Un soir, je me trouvais seul avec le baron de P** C'était en hiver, et nous causions de mille choses au coin du feu. Soudain, la curiosité l'emporta sur la réserve que je m'étais imposée jusqu'à ce jour, et je lui dis à brûle-pourpoint : « Mon cher, excusez mon indiscrétion. Vous avez une bague en or, au quatrième doigt… – ne cachez pas votre main, c'est inutile – pourquoi est-elle percée d'un trou, et la portez-vous toujours le chaton en dedans, tourné du côté de la paume ? Cela m'intrigue ; est-ce un fétiche ? »

Il parut contrarié et je me repentis en moi-même de lui avoir adressé cette question. Néanmoins, tirant l'anneau de son doigt, il le prit entre le pouce et l'index, et me le montrant : « Autrefois, il y avait une opale enchâssée dans cette bague. Un jour, la pierre tomba, je ne la retrouvai point, et comme cela m'eût coûté trop cher d'en faire remettre une semblable, je gardai la bague telle quelle. Voilà pourquoi elle est percée. Or, tout se tient. Comme ce bijou, privé de sa pierre, a perdu les trois quarts de sa valeur, et que ce trou béant au travers duquel on aperçoit ma peau n'est pas d'un bien joli effet, je tourne le chaton – comme ceci – et ma misère se voit moins…

– Mais se remarque davantage ! m'écriai-je. Il y a un mystère là-dessous.

– Je vous affirme, reprit-il, qu'il n'y a là rien que de très simple, que ma bague n'est nullement préparée, et que… vous avez une imagination qui s'allume à peu de frais !

J'eus un petit rire où l'incrédulité se mariait à l'impertinence; puis, avec bonhomie, en curieux qui veut enfoncer les dernières portes : « Voyons, mon bon, racontez-la-moi, je vous en prie, nous sommes seuls, personne ne viendra nous déranger. »

– Ah! quel gros indiscret vous faites. Soit ! asseyez-vous et écoutez… Vous connaissez depuis longtemps mes préférences. Primo, je n'aime que les femmes de trente ans révolus (c'est pour cela que j'ai toujours courtisé celles qui en avouent vingt-cinq). Secondo, il me les faut mariées. Cela vous étonne? Je m'explique: avant de prendre chez soi un serviteur à gages, on n'est pas fâché d'aller aux renseignements, de savoir si le cocher boit, ou si la bonne fait dans les pompiers ? De même, il est indispensable que la femme désirée ait un maître duquel nous puissions tenir ce qui nous lntéresse. C'est le mari qui, malgré lui, nous fournit les références.

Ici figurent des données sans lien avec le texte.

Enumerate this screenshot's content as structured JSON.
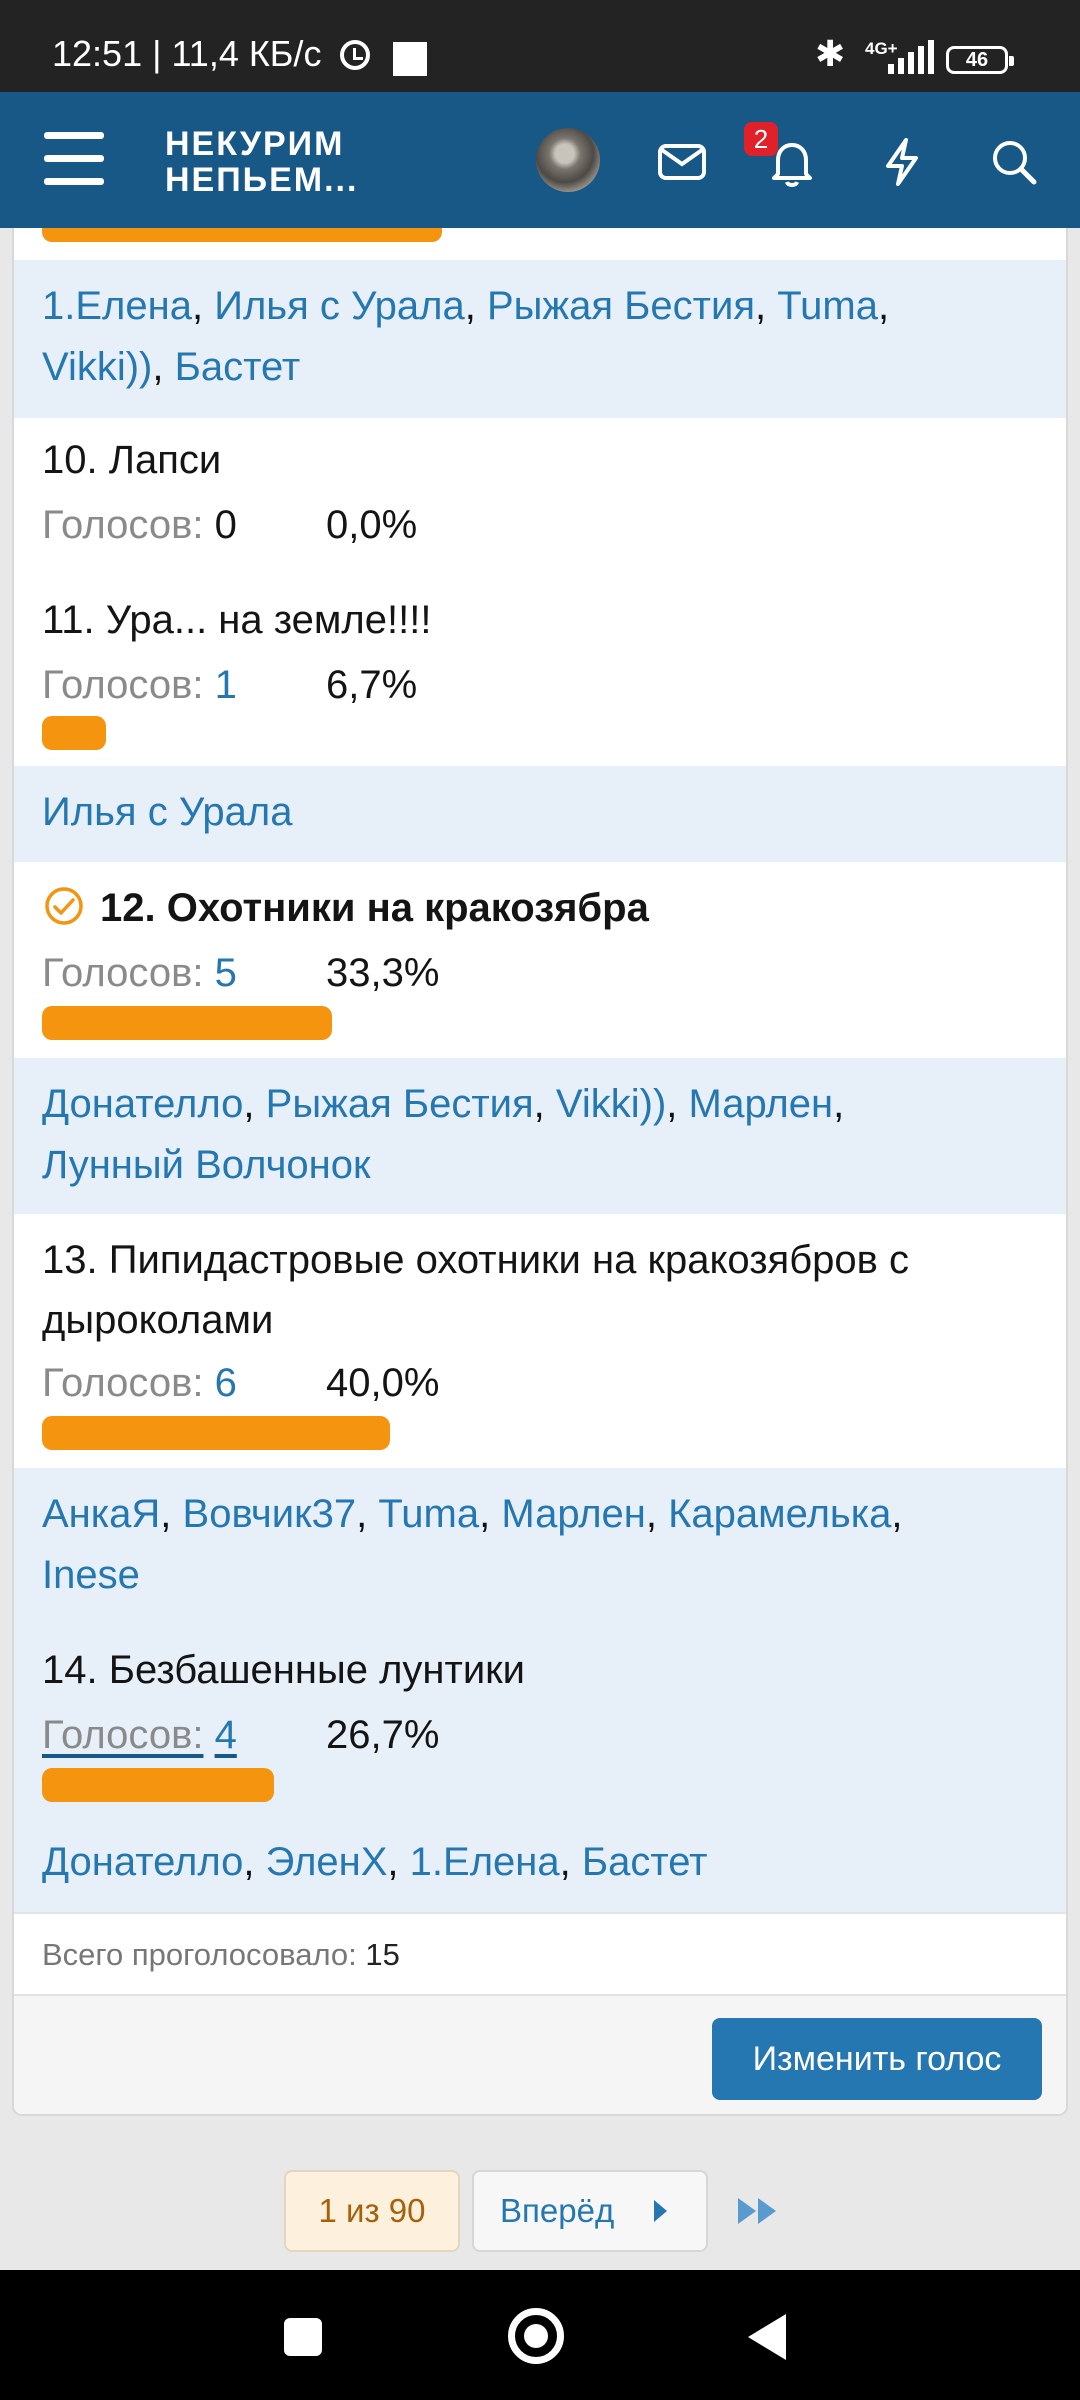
{
  "status_bar": {
    "time_speed": "12:51 | 11,4 КБ/с",
    "network": "4G+",
    "battery": "46"
  },
  "header": {
    "logo_line1": "НЕКУРИМ",
    "logo_line2": "НЕПЬЕМ...",
    "notifications_count": "2",
    "colors": {
      "header_bg": "#185886",
      "badge": "#e0212a"
    }
  },
  "poll": {
    "colors": {
      "bar": "#f4940f",
      "link": "#2577b1",
      "voters_bg": "#e7f0f8"
    },
    "votes_label": "Голосов:",
    "top_voters": [
      "1.Елена",
      "Илья с Урала",
      "Рыжая Бестия",
      "Tuma",
      "Vikki))",
      "Бастет"
    ],
    "options": [
      {
        "title": "10. Лапси",
        "votes": "0",
        "percent": "0,0%",
        "fraction": 0.0,
        "voters": []
      },
      {
        "title": "11. Ура... на земле!!!!",
        "votes": "1",
        "percent": "6,7%",
        "fraction": 0.067,
        "voters": [
          "Илья с Урала"
        ]
      },
      {
        "title": "12. Охотники на кракозябра",
        "votes": "5",
        "percent": "33,3%",
        "fraction": 0.333,
        "selected": true,
        "voters": [
          "Донателло",
          "Рыжая Бестия",
          "Vikki))",
          "Марлен",
          "Лунный Волчонок"
        ]
      },
      {
        "title_line1": "13. Пипидастровые охотники на кракозябров с",
        "title_line2": "дыроколами",
        "votes": "6",
        "percent": "40,0%",
        "fraction": 0.4,
        "voters": [
          "АнкаЯ",
          "Вовчик37",
          "Tuma",
          "Марлен",
          "Карамелька",
          "Inese"
        ]
      },
      {
        "title": "14. Безбашенные лунтики",
        "votes": "4",
        "percent": "26,7%",
        "fraction": 0.267,
        "voters": [
          "Донателло",
          "ЭленХ",
          "1.Елена",
          "Бастет"
        ]
      }
    ],
    "total_label": "Всего проголосовало:",
    "total_count": "15",
    "change_vote_label": "Изменить голос"
  },
  "pagination": {
    "current": "1 из 90",
    "next_label": "Вперёд"
  }
}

Enfin, je désire surtout que la dame soit en puissance d'époux, parce que je ne me plais à feuilleter que les livres coupés d'avance. Les fleurs en bouton n'ont pas de parfum, la pomme verte me fait mal aux dents, la pêche à quinze sous ?… il faut la peler, on ne sait jamais où elle a roulé, et d'ailleurs, je ne la digère plus. Parlez-moi de l'orange, ronde, épanouie, bien mûre et toute juteuse. La peau vous reste dans la main, une peau fine, odorante, au grain serré… C'est un fruit divin, le seul qui rafraîchisse, désaltère et ne laisse jamais d'arrière-goût. J'arrive au fait. Il y a quelques années, je poursuivais de mes assiduités une… orange dont vous me permettrez de taire le nom.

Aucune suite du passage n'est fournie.